It gets worse. A month before President Biden's inauguration, top Washington think tank Center for Strategic and International Studies (CSIS) published an article in December 2020, done like a memo from Biden's national security adviser. It said:
"US Indo-Pacific Command (IndoPacom) hopes to disperse US forces, including marine and army units, along the first island chain running from Japan through Southeast Asia. In a contingency, these small, mobile teams would support US air and naval operations and hold Chinese vessels at risk with ground-based missile units. ... But the Philippines is the only country in Southeast Asia that might realistically host such assets. So, these plans require saving the VFA (Visiting Forces Agreement) and implementing EDCA" (https://www.pressreader.com/philippines/manila-times/20240324/281608130429500).
Also in late 2020, another leading US think tank, military-funded RAND Corp., assessed whether America's Asia-Pacific treaty allies — Australia, Japan, South Korea, the Philippines and Thailand — would accept its ground-based intermediate-range missiles (GBIRMs). With a range of 500 to 5,000 kilometers, GBIRMs can hit all of China and its surrounding waters from East Asia.
The report was commissioned by the US Air Force under Gen. Charles Brown, now America's top military commander. RAND said no ally would take GBIRMs.
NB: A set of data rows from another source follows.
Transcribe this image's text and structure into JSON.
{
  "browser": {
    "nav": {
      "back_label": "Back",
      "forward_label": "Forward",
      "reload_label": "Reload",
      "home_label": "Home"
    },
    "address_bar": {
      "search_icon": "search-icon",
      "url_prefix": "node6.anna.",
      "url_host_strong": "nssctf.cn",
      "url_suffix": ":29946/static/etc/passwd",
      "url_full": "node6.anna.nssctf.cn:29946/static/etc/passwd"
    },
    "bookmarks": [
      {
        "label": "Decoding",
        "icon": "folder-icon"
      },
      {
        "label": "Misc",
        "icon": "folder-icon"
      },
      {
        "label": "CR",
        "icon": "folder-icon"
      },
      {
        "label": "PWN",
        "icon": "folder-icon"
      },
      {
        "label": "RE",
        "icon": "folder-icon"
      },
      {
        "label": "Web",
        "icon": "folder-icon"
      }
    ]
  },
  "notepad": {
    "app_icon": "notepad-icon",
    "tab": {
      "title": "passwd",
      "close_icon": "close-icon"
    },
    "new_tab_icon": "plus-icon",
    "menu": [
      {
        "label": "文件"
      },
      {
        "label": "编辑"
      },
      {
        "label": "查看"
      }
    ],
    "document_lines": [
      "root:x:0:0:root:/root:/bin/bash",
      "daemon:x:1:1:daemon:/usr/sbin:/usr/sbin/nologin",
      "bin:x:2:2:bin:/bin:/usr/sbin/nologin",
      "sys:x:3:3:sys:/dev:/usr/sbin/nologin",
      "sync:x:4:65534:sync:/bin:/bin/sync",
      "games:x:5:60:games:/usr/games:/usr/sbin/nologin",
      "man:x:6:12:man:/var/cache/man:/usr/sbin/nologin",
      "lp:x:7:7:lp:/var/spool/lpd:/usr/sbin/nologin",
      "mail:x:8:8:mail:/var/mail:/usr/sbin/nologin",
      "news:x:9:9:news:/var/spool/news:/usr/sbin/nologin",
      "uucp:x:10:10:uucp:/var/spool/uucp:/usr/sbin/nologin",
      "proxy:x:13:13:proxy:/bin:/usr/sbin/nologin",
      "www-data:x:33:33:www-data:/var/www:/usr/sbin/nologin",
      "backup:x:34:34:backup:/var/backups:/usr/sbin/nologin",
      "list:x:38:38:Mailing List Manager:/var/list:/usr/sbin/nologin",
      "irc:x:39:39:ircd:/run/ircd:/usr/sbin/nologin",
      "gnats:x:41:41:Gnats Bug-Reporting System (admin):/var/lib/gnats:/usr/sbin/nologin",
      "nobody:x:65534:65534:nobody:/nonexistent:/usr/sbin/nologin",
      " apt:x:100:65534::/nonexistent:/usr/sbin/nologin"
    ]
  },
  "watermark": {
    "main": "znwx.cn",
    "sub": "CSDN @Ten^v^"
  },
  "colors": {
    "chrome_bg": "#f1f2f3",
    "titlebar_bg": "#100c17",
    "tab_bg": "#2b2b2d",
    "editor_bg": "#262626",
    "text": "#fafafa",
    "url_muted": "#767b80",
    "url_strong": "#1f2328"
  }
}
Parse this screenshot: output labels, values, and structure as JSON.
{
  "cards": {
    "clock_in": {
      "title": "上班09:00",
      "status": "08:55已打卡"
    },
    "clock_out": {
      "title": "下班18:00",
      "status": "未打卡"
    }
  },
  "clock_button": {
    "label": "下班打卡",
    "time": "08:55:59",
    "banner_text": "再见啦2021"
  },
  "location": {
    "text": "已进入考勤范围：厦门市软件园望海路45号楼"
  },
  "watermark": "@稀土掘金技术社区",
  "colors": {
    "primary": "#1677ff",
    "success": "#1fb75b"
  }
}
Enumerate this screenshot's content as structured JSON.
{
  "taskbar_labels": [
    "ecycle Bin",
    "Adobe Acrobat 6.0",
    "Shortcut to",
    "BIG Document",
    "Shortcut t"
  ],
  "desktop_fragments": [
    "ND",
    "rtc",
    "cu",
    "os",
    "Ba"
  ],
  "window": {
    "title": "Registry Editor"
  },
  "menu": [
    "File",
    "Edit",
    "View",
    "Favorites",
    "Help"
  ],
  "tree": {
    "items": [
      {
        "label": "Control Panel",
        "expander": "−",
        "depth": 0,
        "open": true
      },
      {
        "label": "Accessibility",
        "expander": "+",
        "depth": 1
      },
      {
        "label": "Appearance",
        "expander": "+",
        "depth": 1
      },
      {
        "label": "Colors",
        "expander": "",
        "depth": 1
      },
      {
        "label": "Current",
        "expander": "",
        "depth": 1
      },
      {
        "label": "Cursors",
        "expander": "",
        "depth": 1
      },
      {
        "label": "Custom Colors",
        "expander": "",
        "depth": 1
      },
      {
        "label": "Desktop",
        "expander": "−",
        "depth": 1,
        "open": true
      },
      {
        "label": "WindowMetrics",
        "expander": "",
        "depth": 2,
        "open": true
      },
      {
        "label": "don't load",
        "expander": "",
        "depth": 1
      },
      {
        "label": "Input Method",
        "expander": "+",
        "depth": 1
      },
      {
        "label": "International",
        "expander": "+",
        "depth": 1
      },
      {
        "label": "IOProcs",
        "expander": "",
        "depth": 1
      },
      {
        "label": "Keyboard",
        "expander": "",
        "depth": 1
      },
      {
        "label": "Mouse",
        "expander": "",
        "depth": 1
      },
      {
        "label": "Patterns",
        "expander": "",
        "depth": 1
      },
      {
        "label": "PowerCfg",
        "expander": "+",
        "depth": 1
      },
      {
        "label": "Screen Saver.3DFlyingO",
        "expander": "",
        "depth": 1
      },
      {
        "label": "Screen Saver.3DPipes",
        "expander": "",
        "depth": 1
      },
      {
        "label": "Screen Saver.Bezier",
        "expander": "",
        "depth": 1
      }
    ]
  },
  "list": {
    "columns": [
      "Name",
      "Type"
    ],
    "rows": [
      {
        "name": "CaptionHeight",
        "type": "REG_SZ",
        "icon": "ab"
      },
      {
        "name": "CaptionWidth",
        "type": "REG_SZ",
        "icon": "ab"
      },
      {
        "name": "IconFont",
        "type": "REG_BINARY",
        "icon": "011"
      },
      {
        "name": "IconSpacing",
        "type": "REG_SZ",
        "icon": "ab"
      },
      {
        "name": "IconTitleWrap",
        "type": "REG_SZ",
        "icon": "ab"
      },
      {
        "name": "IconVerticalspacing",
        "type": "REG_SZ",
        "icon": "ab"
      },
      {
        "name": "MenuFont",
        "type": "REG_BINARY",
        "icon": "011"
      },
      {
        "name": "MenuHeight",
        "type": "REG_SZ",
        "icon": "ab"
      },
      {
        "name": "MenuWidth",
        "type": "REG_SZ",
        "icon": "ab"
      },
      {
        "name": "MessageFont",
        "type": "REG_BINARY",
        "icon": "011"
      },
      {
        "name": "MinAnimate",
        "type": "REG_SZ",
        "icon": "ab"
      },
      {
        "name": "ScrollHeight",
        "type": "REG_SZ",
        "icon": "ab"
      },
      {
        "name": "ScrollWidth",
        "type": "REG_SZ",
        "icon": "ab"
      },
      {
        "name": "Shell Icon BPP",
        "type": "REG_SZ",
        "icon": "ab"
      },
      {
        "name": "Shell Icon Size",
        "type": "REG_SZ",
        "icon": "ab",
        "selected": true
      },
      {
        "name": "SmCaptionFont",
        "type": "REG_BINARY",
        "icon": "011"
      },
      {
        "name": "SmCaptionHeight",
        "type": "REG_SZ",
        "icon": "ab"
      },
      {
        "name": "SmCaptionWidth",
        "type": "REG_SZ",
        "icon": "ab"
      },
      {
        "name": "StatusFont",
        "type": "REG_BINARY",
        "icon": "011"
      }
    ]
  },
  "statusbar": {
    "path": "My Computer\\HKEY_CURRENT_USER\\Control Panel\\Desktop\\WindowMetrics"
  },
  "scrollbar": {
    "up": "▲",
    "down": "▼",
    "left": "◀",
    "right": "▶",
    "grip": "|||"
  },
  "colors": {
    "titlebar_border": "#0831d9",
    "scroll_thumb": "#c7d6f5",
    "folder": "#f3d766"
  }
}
But our president then was Rodrigo Duterte.
During US-Philippines military exercises in April, America deployed a new GBIRM reaching well beyond 1,000 km — able to hit from our shores major Chinese bases and weapons systems in coastal regions all the way to Shanghai.
If faced with countless ACE airfields and GBIRM batteries, China could be tempted to conserve munitions by nuking facilities, destroying and contaminating them.
And as Washington weaponizes us with bases and missiles, Beijing cannot but ponder whether to seek peaceful reunification till its 2049 centenary — or move before US deployment here makes it too bloody and costly to counter Taiwan independence.
Which brings to mind then Singapore Prime Minister Lee Hsien Loong's remark:
"Are you sure you want to get into a fight where you will be the battleground?"